My father-in-law was recently hospitalised for a case of necrotizing pneumonia that went septic. He is currently intubated and has been on a respirator for 18 days. Although his infection is improving he is still not out of the woods.
I have two questions for the forum. First, the doctor has suggested that they might soon ask permission to perform a tracheotomy on him when his vitals stabilize. I think he would like to avoid this procedure if he were making the decision. Is it realistic to think that he can remain intubated until he no longer needs the vent?
The second question is a corollary. How long does it usually take for someone to be weaned off of the vent when they have been on it for two or three weeks?

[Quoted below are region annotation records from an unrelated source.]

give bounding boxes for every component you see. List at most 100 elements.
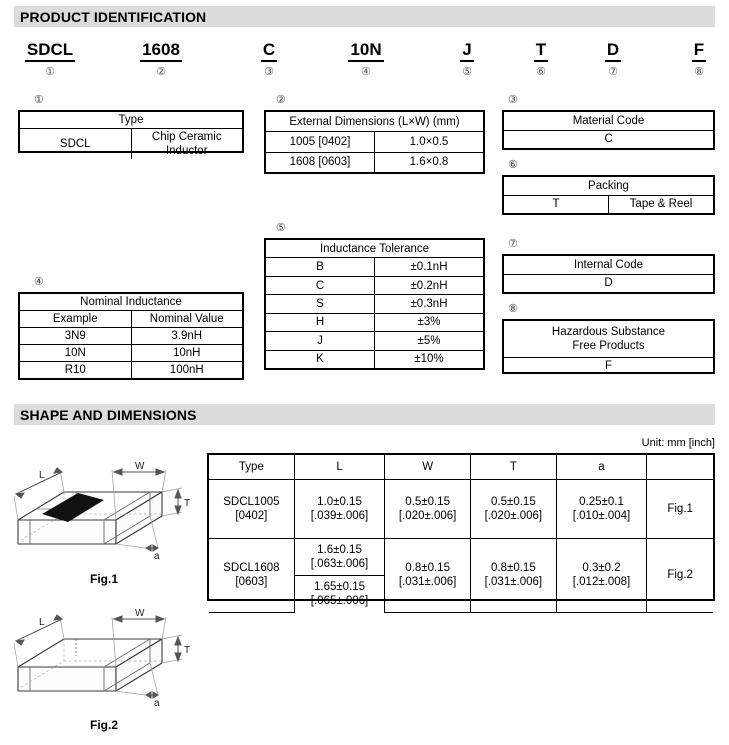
- partnumber-index-5: ⑤: [462, 66, 472, 78]
- partnumber-index-3: ③: [264, 66, 274, 78]
- partnumber-index-6: ⑥: [536, 66, 546, 78]
- dimrow2-a: 0.3±0.2 [.012±.008]: [555, 538, 648, 613]
- dimrow2-l-top-line2: [.063±.006]: [310, 558, 369, 570]
- table-nominal-colheader-1: Example: [20, 310, 132, 328]
- dimcol-w: W: [384, 455, 472, 480]
- dimrow2-type-line2: [0603]: [235, 576, 268, 589]
- index-label-packing-table: ⑥: [508, 159, 518, 171]
- dimrow1-w: 0.5±0.15 [.020±.006]: [384, 479, 472, 539]
- partnumber-segment-5: J ⑤: [450, 40, 484, 79]
- section-title-shape-and-dimensions: SHAPE AND DIMENSIONS: [20, 406, 197, 423]
- dimrow2-type: SDCL1608 [0603]: [209, 538, 295, 613]
- table-tolerance-value-5: ±5%: [374, 331, 483, 351]
- index-label-external-dimensions-table: ②: [276, 94, 286, 106]
- table-tolerance-value-4: ±3%: [374, 312, 483, 333]
- table-nominal-colheader-2: Nominal Value: [130, 310, 242, 328]
- table-material-header: Material Code: [504, 112, 713, 131]
- partnumber-segment-4: 10N ④: [336, 40, 396, 79]
- table-external-dimensions: External Dimensions (L×W) (mm) 1005 [040…: [264, 110, 485, 174]
- figure-2-label-W: W: [135, 608, 145, 619]
- figure-2-label-a: a: [154, 698, 160, 709]
- partnumber-index-7: ⑦: [608, 66, 618, 78]
- table-hazardous-header: Hazardous Substance Free Products: [504, 321, 713, 358]
- partnumber-index-1: ①: [45, 66, 55, 78]
- dimcol-t: T: [470, 455, 557, 480]
- table-row: SDCL1608 [0603] 1.6±0.15 [.063±.006] 0.8…: [209, 538, 713, 613]
- section-header-product-identification: PRODUCT IDENTIFICATION: [14, 6, 715, 27]
- dimrow1-a-line2: [.010±.004]: [572, 510, 631, 522]
- dimrow2-type-line1: SDCL1608: [223, 562, 280, 575]
- table-row: SDCL1005 [0402] 1.0±0.15 [.039±.006] 0.5…: [209, 479, 713, 539]
- figure-1-label-a: a: [154, 551, 160, 562]
- dimrow1-type-line2: [0402]: [235, 510, 268, 522]
- dimcol-type: Type: [209, 455, 295, 480]
- table-tolerance-value-2: ±0.2nH: [374, 275, 483, 296]
- partnumber-code-1: SDCL: [24, 40, 76, 62]
- table-internal-code: Internal Code D: [502, 254, 715, 294]
- dimrow2-t-line1: 0.8±0.15: [491, 562, 536, 575]
- table-type-value: Chip Ceramic Inductor: [130, 128, 242, 159]
- table-tolerance-code-2: C: [266, 275, 375, 296]
- chip-inductor-isometric-fig2-svg: L W T a: [13, 608, 190, 709]
- table-nominal-value-2: 10nH: [130, 344, 242, 362]
- table-tolerance-code-5: J: [266, 331, 375, 351]
- table-tolerance-code-4: H: [266, 312, 375, 333]
- dimrow2-t: 0.8±0.15 [.031±.006]: [470, 538, 557, 613]
- dimrow1-t: 0.5±0.15 [.020±.006]: [470, 479, 557, 539]
- table-nominal-code-1: 3N9: [20, 327, 132, 345]
- dimrow1-a-line1: 0.25±0.1: [579, 496, 624, 508]
- dimrow2-l-bottom: 1.65±0.15 [.065±.006]: [294, 575, 385, 612]
- unit-note: Unit: mm [inch]: [641, 437, 715, 449]
- table-tolerance-header: Inductance Tolerance: [266, 240, 483, 259]
- chip-inductor-isometric-fig1-svg: L W T a: [13, 461, 190, 562]
- table-material-value: C: [504, 129, 713, 148]
- dimrow2-fig: Fig.2: [646, 538, 713, 613]
- partnumber-segment-3: C ③: [248, 40, 290, 79]
- figure-2-caption: Fig.2: [89, 718, 118, 732]
- partnumber-code-3: C: [260, 40, 278, 62]
- table-nominal-header: Nominal Inductance: [20, 294, 242, 311]
- dimrow1-type: SDCL1005 [0402]: [209, 479, 295, 539]
- partnumber-code-6: T: [533, 40, 549, 62]
- table-tolerance-code-6: K: [266, 349, 375, 368]
- table-tolerance-code-3: S: [266, 294, 375, 314]
- figure-1-label-T: T: [184, 498, 190, 509]
- table-packing-header: Packing: [504, 177, 713, 196]
- table-packing-code: T: [504, 194, 609, 213]
- dimcol-l: L: [293, 455, 386, 480]
- dimrow1-fig: Fig.1: [646, 479, 713, 539]
- dimrow1-t-line2: [.020±.006]: [484, 510, 543, 522]
- dimrow1-l-line1: 1.0±0.15: [317, 496, 362, 508]
- table-type-code: SDCL: [20, 128, 132, 159]
- table-tolerance-value-1: ±0.1nH: [374, 257, 483, 277]
- partnumber-code-7: D: [604, 40, 622, 62]
- dimrow2-a-line1: 0.3±0.2: [582, 562, 621, 575]
- table-nominal-inductance: Nominal Inductance Example Nominal Value…: [18, 292, 244, 380]
- index-label-type-table: ①: [34, 94, 44, 106]
- dimrow1-w-line1: 0.5±0.15: [405, 496, 450, 508]
- partnumber-index-4: ④: [361, 66, 371, 78]
- table-hazardous-value: F: [504, 357, 713, 374]
- table-packing-value: Tape & Reel: [608, 194, 713, 213]
- dimrow2-a-line2: [.012±.008]: [572, 576, 631, 589]
- table-extdim-code-1: 1005 [0402]: [266, 131, 375, 153]
- table-hazardous-substance: Hazardous Substance Free Products F: [502, 319, 715, 374]
- index-label-hazardous-substance-table: ⑧: [508, 303, 518, 315]
- partnumber-code-5: J: [460, 40, 474, 62]
- index-label-internal-code-table: ⑦: [508, 238, 518, 250]
- table-tolerance-code-1: B: [266, 257, 375, 277]
- dimcol-a: a: [555, 455, 648, 480]
- partnumber-code-8: F: [691, 40, 707, 62]
- index-label-nominal-inductance-table: ④: [34, 276, 44, 288]
- index-label-inductance-tolerance-table: ⑤: [276, 222, 286, 234]
- index-label-material-code-table: ③: [508, 94, 518, 106]
- partnumber-segment-2: 1608 ②: [128, 40, 194, 79]
- table-internal-value: D: [504, 273, 713, 292]
- table-packing: Packing T Tape & Reel: [502, 175, 715, 215]
- table-extdim-code-2: 1608 [0603]: [266, 151, 375, 172]
- table-extdim-value-2: 1.6×0.8: [374, 151, 483, 172]
- partnumber-code-2: 1608: [140, 40, 182, 62]
- table-nominal-code-2: 10N: [20, 344, 132, 362]
- dimrow1-l: 1.0±0.15 [.039±.006]: [293, 479, 386, 539]
- figure-2-drawing: L W T a: [6, 601, 202, 718]
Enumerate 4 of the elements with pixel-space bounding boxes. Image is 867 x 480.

Question 1: Is it realistic to think that he can remain intubated until he no longer needs the vent? Difficult to just answer with a blanket yes or no. I have had a little luck with weaning a patient who has been on the vent as long as your father while still intubated with endotracheal tube, however it is less likely that weaning attempts will be successful. I understand your reticence to go for tracheostomy, but it is a better long term airway than the ET tube for several reasons. The ET tube fills the mouth making oral care difficult, and offers a greater chance for skin breakdown issues around the mouth with the ties or holder that have to be used. When it comes to weaning the trach tube is shorter overall and has less resistance to breathing and less rebreathed volume so weaning usually progresses better with the trach tube. I would go for the trach at the point the medical staff makes the recommendation in most cases. I usually like to see a good weaning effort with the ET tube before commitment is made to the trach, but each case is different and would defer to the docs judgment if that is the recommendation.
Question 2: How long does it usually take for someone to be weaned off of the vent when they have been on it for two or three weeks? There is no simple answer to this question either. This depends entirely on the clinical status of the patient. If the primary pulmonary disease process is well on the way to resolving, there is no significant compromise of other organ systems, nutrition is well managed, and there hasn't been too much general weakening from the overall course of the illness, things can progress rather quickly, as in several days from beginning to end of the weaning efforts. There are so many factors that have a potential effect that it will usually take longer, and if additional clinical issues present after weaning is initiated it can take much longer. I sincerely hope your father inlaw is free of the vent soon. Please let us know if we can assist further.